IndusInd Bank?s NIM has improved to 3.61% (from 1.84% in Q4FY08), fee income to average assets has increased to 1.7% (from 1.1%), C/I ratio has declined to 48% (from 69% in Q4FY08) and RoA has improved to 1.5% (from 0.3% in Q4FY08).
The new management team, led by MD Romesh Sobti, took charge in February 2008 and has since been effecting structural and operational changes to improve productivity and efficiency, leading to strong improvement in core operating performance of the bank. Having achieved RoA of about 1.5%, we believe the management?s focus would now be on scalability. We expect RoA to remain at about 1.5%, led by the bank?s core retail liability-driven strategy.

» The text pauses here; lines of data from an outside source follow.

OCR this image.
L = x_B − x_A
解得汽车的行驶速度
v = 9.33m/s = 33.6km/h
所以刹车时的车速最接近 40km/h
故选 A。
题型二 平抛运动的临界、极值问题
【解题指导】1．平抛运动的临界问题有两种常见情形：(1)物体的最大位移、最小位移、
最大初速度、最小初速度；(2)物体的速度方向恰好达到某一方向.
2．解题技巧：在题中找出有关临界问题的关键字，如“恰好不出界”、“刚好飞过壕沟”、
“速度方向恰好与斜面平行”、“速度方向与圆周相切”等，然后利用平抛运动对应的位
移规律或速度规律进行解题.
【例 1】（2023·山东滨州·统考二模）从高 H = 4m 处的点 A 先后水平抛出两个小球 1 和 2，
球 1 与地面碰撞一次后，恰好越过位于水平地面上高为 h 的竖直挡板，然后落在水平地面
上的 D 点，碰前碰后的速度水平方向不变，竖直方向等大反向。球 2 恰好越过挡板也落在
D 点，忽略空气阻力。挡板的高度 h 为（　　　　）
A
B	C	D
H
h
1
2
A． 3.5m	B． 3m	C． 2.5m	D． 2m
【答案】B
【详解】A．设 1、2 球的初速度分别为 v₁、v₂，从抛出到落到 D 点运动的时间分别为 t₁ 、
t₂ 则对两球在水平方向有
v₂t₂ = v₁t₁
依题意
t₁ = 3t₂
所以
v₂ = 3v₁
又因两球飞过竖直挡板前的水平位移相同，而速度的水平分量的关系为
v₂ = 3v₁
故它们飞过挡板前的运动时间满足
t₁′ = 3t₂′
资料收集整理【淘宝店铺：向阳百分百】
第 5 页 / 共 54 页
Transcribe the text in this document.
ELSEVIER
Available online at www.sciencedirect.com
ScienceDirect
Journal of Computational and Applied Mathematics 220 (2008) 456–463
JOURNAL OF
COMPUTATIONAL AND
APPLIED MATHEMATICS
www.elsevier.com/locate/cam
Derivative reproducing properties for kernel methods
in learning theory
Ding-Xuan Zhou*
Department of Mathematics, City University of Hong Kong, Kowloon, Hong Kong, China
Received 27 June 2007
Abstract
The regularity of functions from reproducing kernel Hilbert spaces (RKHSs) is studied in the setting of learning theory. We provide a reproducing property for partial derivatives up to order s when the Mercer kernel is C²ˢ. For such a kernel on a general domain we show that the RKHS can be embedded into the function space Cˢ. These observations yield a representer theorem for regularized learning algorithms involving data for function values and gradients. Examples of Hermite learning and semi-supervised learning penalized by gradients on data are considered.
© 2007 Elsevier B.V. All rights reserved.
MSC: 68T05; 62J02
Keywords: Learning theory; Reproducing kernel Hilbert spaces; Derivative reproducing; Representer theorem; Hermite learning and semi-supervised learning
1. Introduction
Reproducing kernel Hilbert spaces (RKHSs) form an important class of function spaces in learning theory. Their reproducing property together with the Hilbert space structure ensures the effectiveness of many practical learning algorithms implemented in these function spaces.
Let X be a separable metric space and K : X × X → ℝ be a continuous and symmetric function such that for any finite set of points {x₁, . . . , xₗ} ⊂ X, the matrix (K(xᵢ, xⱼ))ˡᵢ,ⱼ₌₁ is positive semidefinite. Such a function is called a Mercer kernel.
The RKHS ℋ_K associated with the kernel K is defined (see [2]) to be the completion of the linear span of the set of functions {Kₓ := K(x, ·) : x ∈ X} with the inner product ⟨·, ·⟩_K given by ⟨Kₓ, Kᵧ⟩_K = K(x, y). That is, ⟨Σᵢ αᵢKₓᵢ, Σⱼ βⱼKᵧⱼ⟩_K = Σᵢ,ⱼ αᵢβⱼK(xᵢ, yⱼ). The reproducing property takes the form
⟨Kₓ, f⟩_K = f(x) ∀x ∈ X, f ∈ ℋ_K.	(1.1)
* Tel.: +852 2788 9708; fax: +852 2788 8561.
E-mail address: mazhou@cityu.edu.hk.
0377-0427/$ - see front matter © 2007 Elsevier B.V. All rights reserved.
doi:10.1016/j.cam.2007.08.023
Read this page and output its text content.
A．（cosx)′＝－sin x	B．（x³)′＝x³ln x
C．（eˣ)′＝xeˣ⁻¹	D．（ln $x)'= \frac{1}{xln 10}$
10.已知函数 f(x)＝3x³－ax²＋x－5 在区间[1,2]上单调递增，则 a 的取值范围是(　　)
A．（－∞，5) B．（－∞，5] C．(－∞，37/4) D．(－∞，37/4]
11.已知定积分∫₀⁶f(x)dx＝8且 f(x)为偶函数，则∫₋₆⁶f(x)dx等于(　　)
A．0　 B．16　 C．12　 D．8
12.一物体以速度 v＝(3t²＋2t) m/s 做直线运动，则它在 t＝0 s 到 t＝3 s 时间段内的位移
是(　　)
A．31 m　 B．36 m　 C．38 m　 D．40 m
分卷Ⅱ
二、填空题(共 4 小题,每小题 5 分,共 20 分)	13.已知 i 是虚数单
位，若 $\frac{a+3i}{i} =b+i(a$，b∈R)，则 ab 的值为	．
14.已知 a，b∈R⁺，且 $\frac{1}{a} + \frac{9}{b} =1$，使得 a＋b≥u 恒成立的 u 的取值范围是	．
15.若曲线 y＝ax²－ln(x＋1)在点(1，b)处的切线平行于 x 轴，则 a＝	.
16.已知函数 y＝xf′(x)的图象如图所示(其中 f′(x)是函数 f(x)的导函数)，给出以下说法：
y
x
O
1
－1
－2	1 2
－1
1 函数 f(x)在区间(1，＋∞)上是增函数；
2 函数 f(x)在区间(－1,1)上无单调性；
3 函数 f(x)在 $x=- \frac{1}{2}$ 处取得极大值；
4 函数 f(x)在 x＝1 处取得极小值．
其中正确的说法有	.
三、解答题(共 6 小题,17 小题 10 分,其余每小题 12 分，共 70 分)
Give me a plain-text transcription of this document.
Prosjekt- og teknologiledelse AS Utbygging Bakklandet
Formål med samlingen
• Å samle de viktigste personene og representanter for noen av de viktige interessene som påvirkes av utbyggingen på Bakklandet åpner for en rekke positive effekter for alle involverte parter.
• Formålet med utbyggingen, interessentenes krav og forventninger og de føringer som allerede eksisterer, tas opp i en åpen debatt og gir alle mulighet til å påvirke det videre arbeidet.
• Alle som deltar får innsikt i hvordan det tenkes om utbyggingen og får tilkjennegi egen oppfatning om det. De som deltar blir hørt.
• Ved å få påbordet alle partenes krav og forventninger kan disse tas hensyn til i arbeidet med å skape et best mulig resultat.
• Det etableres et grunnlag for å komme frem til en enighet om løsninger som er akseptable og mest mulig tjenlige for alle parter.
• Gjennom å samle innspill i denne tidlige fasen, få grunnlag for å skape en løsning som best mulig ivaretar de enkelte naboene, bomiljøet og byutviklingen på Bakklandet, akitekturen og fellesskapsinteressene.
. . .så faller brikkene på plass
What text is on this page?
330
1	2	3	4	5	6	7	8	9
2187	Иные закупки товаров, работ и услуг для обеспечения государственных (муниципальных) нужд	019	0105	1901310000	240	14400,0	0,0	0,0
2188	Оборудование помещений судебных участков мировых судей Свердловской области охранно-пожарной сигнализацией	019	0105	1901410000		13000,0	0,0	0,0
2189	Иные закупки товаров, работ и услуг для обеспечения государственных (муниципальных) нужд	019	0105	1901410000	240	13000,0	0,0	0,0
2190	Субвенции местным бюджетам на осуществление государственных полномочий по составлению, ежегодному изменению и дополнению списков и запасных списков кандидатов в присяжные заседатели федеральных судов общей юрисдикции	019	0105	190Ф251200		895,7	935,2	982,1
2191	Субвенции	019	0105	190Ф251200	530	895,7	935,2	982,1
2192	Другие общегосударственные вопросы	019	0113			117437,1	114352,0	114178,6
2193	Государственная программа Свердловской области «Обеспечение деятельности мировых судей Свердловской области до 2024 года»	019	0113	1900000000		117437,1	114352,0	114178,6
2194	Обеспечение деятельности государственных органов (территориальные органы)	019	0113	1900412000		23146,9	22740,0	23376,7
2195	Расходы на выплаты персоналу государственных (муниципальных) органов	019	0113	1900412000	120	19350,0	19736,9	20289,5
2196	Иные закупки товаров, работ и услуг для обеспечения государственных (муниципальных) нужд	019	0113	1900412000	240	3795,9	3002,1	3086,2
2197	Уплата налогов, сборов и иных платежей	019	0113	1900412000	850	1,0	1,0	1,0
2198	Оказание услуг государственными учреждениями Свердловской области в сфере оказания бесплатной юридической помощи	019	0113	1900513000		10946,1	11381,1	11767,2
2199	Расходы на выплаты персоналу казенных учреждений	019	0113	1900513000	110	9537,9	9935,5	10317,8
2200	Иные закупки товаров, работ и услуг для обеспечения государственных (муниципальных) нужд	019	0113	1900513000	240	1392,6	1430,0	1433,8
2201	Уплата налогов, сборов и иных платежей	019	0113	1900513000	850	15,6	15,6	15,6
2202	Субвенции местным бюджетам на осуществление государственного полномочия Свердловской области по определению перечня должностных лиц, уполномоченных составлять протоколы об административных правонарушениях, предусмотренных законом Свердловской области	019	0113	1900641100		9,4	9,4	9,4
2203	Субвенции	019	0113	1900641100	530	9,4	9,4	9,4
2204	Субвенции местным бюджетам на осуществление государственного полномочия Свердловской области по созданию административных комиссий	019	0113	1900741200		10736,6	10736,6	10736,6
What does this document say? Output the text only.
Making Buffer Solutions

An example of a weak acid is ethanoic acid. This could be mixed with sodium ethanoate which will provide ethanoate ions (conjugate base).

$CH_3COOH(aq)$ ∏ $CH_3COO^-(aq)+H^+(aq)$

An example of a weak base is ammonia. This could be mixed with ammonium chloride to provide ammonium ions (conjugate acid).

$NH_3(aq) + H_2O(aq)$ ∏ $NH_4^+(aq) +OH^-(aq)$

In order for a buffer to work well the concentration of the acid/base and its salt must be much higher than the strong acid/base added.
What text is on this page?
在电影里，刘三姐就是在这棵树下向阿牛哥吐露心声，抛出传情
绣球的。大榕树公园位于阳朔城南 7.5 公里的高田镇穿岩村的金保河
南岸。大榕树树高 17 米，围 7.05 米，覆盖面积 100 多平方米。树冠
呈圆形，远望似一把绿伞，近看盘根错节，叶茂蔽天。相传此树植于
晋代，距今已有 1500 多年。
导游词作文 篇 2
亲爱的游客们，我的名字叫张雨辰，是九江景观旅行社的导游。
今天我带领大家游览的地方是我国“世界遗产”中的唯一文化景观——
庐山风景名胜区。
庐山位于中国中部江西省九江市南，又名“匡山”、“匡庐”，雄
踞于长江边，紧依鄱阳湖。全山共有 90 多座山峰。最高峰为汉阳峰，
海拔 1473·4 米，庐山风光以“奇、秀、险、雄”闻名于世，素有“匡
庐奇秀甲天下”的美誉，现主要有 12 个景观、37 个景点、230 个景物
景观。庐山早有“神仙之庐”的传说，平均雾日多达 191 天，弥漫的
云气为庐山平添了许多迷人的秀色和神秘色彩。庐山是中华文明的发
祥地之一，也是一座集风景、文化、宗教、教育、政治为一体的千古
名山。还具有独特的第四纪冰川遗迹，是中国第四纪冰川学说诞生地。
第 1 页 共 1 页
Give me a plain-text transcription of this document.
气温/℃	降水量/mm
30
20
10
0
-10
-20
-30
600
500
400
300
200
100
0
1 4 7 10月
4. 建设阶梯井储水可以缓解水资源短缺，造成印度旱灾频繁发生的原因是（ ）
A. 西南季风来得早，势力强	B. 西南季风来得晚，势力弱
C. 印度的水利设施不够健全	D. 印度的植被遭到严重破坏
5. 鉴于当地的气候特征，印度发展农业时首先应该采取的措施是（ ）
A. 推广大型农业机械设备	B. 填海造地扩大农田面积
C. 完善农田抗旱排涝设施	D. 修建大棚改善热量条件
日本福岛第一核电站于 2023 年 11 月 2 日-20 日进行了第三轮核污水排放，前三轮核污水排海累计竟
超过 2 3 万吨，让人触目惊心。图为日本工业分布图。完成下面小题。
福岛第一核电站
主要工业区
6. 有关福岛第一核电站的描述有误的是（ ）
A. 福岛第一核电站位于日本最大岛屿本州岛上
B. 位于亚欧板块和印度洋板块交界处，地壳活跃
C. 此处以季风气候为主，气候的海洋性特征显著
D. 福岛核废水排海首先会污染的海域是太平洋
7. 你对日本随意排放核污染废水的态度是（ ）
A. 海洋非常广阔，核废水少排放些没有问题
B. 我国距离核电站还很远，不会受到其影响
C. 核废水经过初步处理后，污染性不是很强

Prior to the new management taking over, IndusInd Bank faced a problem of identity crisis along with impaired earnings and assets, which led to a significant deterioration in financial ratios. After the taking over by the new management, the bank?s branch network has increased by 50% in the last one year to 270 and plans are afloat to add 100 branches every year. It has also introduced operational changes in terms of organisation and risk management function. The management?s interests are well aligned, with an attractive Esop across cadres. Esops constitute 7% of IIB?s total outstanding equity capital.
We expect CASA ratio to improve from 26.8% in 9MFY11 to 33% for FY13.
Improving liability franchise, structural improvement in RoA and 30% asset growth should help IIB to post one of the highest PAT CAGR (30%) among the banks under our coverage. We expect RoA to remain strong at 1.5% over FY11-13. We initiate coverage with a buy rating and a target price of Rs 330 (3x FY13E BV of Rs 110).